Since the terrorists have changed tactics and are learning to drive hard bargains, it is time Nigeria changed tactics as well and made bargains impossible to be countenanced. The terrorists are asking for a swap because the prisoners are high-value assets to them. If those leaders do not survive their encounters with security agents, there would be no bargaining chips. President Tinubu is being confronted with new and unforgiving realities; he must find a way to innovate and set a template for counterterrorism operations that both protect the society and make barter inconceivable. This is why Israel and the United States also target high-profile enemies in ways that make barter arrangement impossible.
Osama bin Laden could have been taken alive, but American leaders at the time weighed the public relations razzmatazz of capturing him against the damage his followers could wreak in order to pile pressure for his release. In the end, they ensured that after killing him, not even his oceanic grave could attract devotees on pilgrimage.

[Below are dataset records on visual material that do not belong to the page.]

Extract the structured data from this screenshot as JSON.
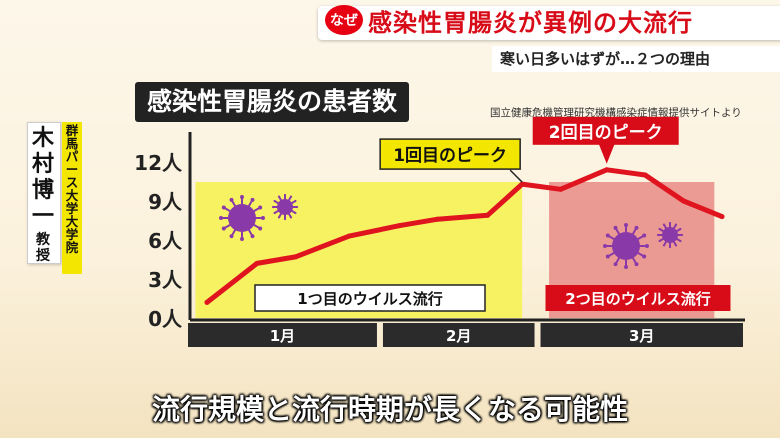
{
  "headline": {
    "badge": "なぜ",
    "text": "感染性胃腸炎が異例の大流行"
  },
  "subheadline": "寒い日多いはずが…２つの理由",
  "speaker": {
    "name": "木村博一",
    "role": "教授",
    "affiliation": "群馬パース大学大学院"
  },
  "caption": "流行規模と流行時期が長くなる可能性",
  "colors": {
    "line": "#e0141e",
    "wave1": "#f6f261",
    "wave2": "#e88a86",
    "virus": "#8a3aa8",
    "accent": "#d80c18"
  },
  "chart_data": {
    "type": "line",
    "title": "感染性胃腸炎の患者数",
    "source": "国立健康危機管理研究機構感染症情報提供サイトより",
    "ylim": [
      0,
      12
    ],
    "yticks": [
      "0人",
      "3人",
      "6人",
      "9人",
      "12人"
    ],
    "yticks_values": [
      0,
      3,
      6,
      9,
      12
    ],
    "months": [
      {
        "label": "1月",
        "start": 0,
        "end": 4.5
      },
      {
        "label": "2月",
        "start": 4.5,
        "end": 8.6
      },
      {
        "label": "3月",
        "start": 8.6,
        "end": 13
      }
    ],
    "series": [
      {
        "x": [
          0,
          1.3,
          2.3,
          3.7,
          5.0,
          6.0,
          7.3,
          8.2,
          9.2,
          10.4,
          11.4,
          12.4,
          13.4
        ],
        "values": [
          1.2,
          4.2,
          4.7,
          6.3,
          7.1,
          7.6,
          7.9,
          10.3,
          9.9,
          11.4,
          11.0,
          9.0,
          7.8
        ]
      }
    ],
    "regions": [
      {
        "label": "1つ目のウイルス流行",
        "x_start": -0.3,
        "x_end": 8.2,
        "color": "#f6f261",
        "text_color": "#111"
      },
      {
        "label": "2つ目のウイルス流行",
        "x_start": 8.9,
        "x_end": 13.2,
        "color": "#e88a86",
        "text_color": "#fff"
      }
    ],
    "annotations": [
      {
        "label": "1回目のピーク",
        "x": 8.2,
        "y": 10.3,
        "style": "yellow"
      },
      {
        "label": "2回目のピーク",
        "x": 10.4,
        "y": 11.4,
        "style": "red"
      }
    ]
  }
}
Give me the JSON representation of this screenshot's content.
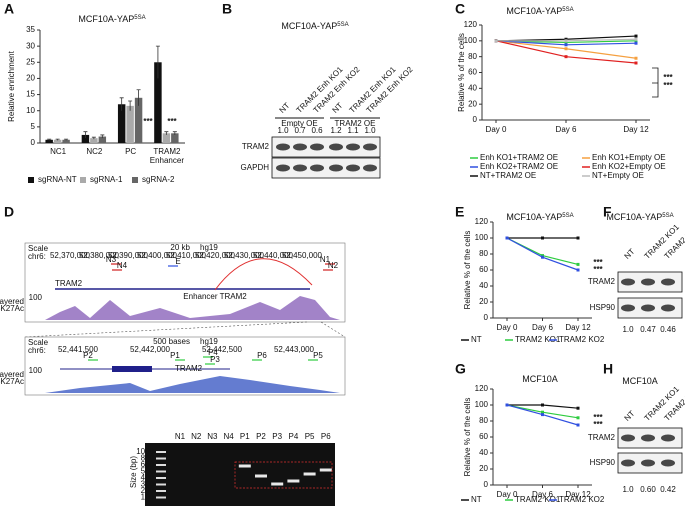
{
  "chart_data": [
    {
      "type": "bar",
      "panel": "A",
      "title": [
        "MCF10A-YAP",
        "5SA"
      ],
      "y_label": "Relative enrichment",
      "categories": [
        "NC1",
        "NC2",
        "PC",
        "TRAM2 Enhancer"
      ],
      "series": [
        {
          "name": "sgRNA-NT",
          "color": "#111111",
          "values": [
            1,
            2.5,
            12,
            25
          ],
          "errors": [
            0.2,
            1,
            2,
            5
          ]
        },
        {
          "name": "sgRNA-1",
          "color": "#aaaaaa",
          "values": [
            1,
            1.5,
            11.5,
            3
          ],
          "errors": [
            0.2,
            0.3,
            1.5,
            0.5
          ]
        },
        {
          "name": "sgRNA-2",
          "color": "#666666",
          "values": [
            1,
            2,
            14,
            3
          ],
          "errors": [
            0.2,
            0.5,
            2.5,
            0.5
          ]
        }
      ],
      "ylim": [
        0,
        35
      ],
      "yticks": [
        0,
        5,
        10,
        15,
        20,
        25,
        30,
        35
      ],
      "annotations": [
        "***",
        "***"
      ]
    },
    {
      "type": "line",
      "panel": "C",
      "title": [
        "MCF10A-YAP",
        "5SA"
      ],
      "y_label": "Relative % of the cells",
      "categories": [
        "Day 0",
        "Day 6",
        "Day 12"
      ],
      "series": [
        {
          "name": "Enh KO1+TRAM2 OE",
          "color": "#2ecc40",
          "values": [
            100,
            98,
            100
          ]
        },
        {
          "name": "Enh KO1+Empty OE",
          "color": "#f5a040",
          "values": [
            100,
            90,
            78
          ]
        },
        {
          "name": "Enh KO2+TRAM2 OE",
          "color": "#3050e0",
          "values": [
            100,
            95,
            97
          ]
        },
        {
          "name": "Enh KO2+Empty OE",
          "color": "#e02020",
          "values": [
            100,
            80,
            72
          ]
        },
        {
          "name": "NT+TRAM2 OE",
          "color": "#111111",
          "values": [
            100,
            102,
            106
          ]
        },
        {
          "name": "NT+Empty OE",
          "color": "#bbbbbb",
          "values": [
            100,
            100,
            102
          ]
        }
      ],
      "ylim": [
        0,
        120
      ],
      "yticks": [
        0,
        20,
        40,
        60,
        80,
        100,
        120
      ],
      "annotations": [
        "***",
        "***"
      ]
    },
    {
      "type": "line",
      "panel": "E",
      "title": [
        "MCF10A-YAP",
        "5SA"
      ],
      "y_label": "Relative % of the cells",
      "categories": [
        "Day 0",
        "Day 6",
        "Day 12"
      ],
      "series": [
        {
          "name": "NT",
          "color": "#111111",
          "values": [
            100,
            100,
            100
          ]
        },
        {
          "name": "TRAM2 KO1",
          "color": "#2ecc40",
          "values": [
            100,
            78,
            67
          ]
        },
        {
          "name": "TRAM2 KO2",
          "color": "#3050e0",
          "values": [
            100,
            76,
            60
          ]
        }
      ],
      "ylim": [
        0,
        120
      ],
      "yticks": [
        0,
        20,
        40,
        60,
        80,
        100,
        120
      ],
      "annotations": [
        "***",
        "***"
      ]
    },
    {
      "type": "line",
      "panel": "G",
      "title": [
        "MCF10A"
      ],
      "y_label": "Relative % of the cells",
      "categories": [
        "Day 0",
        "Day 6",
        "Day 12"
      ],
      "series": [
        {
          "name": "NT",
          "color": "#111111",
          "values": [
            100,
            100,
            96
          ]
        },
        {
          "name": "TRAM2 KO1",
          "color": "#2ecc40",
          "values": [
            100,
            91,
            84
          ]
        },
        {
          "name": "TRAM2 KO2",
          "color": "#3050e0",
          "values": [
            100,
            88,
            75
          ]
        }
      ],
      "ylim": [
        0,
        120
      ],
      "yticks": [
        0,
        20,
        40,
        60,
        80,
        100,
        120
      ],
      "annotations": [
        "***",
        "***"
      ]
    }
  ],
  "blots": [
    {
      "panel": "B",
      "title": [
        "MCF10A-YAP",
        "5SA"
      ],
      "lanes": [
        "NT",
        "TRAM2 Enh KO1",
        "TRAM2 Enh KO2",
        "NT",
        "TRAM2 Enh KO1",
        "TRAM2 Enh KO2"
      ],
      "groups": [
        "Empty OE",
        "TRAM2 OE"
      ],
      "quant": [
        "1.0",
        "0.7",
        "0.6",
        "1.2",
        "1.1",
        "1.0"
      ],
      "rows": [
        "TRAM2",
        "GAPDH"
      ]
    },
    {
      "panel": "F",
      "title": [
        "MCF10A-YAP",
        "5SA"
      ],
      "lanes": [
        "NT",
        "TRAM2 KO1",
        "TRAM2 KO2"
      ],
      "quant": [
        "1.0",
        "0.47",
        "0.46"
      ],
      "rows": [
        "TRAM2",
        "HSP90"
      ]
    },
    {
      "panel": "H",
      "title": [
        "MCF10A"
      ],
      "lanes": [
        "NT",
        "TRAM2 KO1",
        "TRAM2 KO2"
      ],
      "quant": [
        "1.0",
        "0.60",
        "0.42"
      ],
      "rows": [
        "TRAM2",
        "HSP90"
      ]
    }
  ],
  "genome": {
    "panel": "D",
    "scale": "Scale",
    "chrom": "chr6:",
    "scale_bar": "20 kb",
    "build": "hg19",
    "positions": [
      "52,370,000",
      "52,380,000",
      "52,390,000",
      "52,400,000",
      "52,410,000",
      "52,420,000",
      "52,430,000",
      "52,440,000",
      "52,450,000"
    ],
    "primers": [
      "N3",
      "N4",
      "E",
      "N1",
      "N2"
    ],
    "gene": "TRAM2",
    "enhancer": "Enhancer TRAM2",
    "track": [
      "Layered",
      "H3K27Ac"
    ],
    "track_max": "100",
    "zoom": {
      "scale": "Scale",
      "chrom": "chr6:",
      "scale_bar": "500 bases",
      "build": "hg19",
      "positions": [
        "52,441,500",
        "52,442,000",
        "52,442,500",
        "52,443,000"
      ],
      "primers": [
        "P2",
        "P1",
        "P4",
        "P3",
        "P6",
        "P5"
      ],
      "gene": "TRAM2",
      "track": [
        "Layered",
        "H3K27Ac"
      ],
      "track_max": "100"
    },
    "gel": {
      "size_label": "Size (bp)",
      "lanes": [
        "N1",
        "N2",
        "N3",
        "N4",
        "P1",
        "P2",
        "P3",
        "P4",
        "P5",
        "P6"
      ],
      "ladder": [
        1000,
        850,
        650,
        500,
        400,
        300,
        200,
        100
      ]
    }
  }
}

The times are changing. If the country does not unite to fight this menace, they will discover to their dismay that Somalia and Sudan would be much better places to live in.
More importantly, it is time to mobilise and confront this menace frontally. Surely, the country has not become so self-destructive that its elites would be eager to trade societal peace for their pet political and religious allegiances. After all, some cultural, political, religious and business elites formed a league with the forces of terror and darkness, and funded them to foist this crisis upon Nigeria. It is still not clear what they hoped to gain, or how to birth the utopia of their fantasies.
For now, the Tinubu administration is caught between a rock and a hard place. The administration fears the public relations damage risking the deaths of some of the abducted children in a rescue attempt could entail. Yet, they cannot afford, under any circumstance, to release the hardened terrorist leaders demanded for the swap, either in Katsina or in Borno or in Oyo. It is, therefore, hard to see why under this atmosphere anyone should consider street protests as the best way to pressure a resolution of the abduction crisis. While intelligence could have prevented the abductions in question, and it is indispensable going forward, it is nevertheless hard to see that tool being applied successfully to preempt future attacks on all possible soft targets. A war of attrition has thus just begun.
The government must, therefore, not be tired of degrading the terrorists until such a time when the outcome is no longer the stalemate politicians, hate speech merchants, and businessmen profit from. For many decades the country had spawned a nest of adders; it is time to find the means and courage to defang and cage the reptiles. But that will neither be easy nor quick, for the soft targets open to the terrorists are ubiquitous, the terrain where they bivouac prohibitive, and the resources as well as the expertise to deal with them frustratingly limited.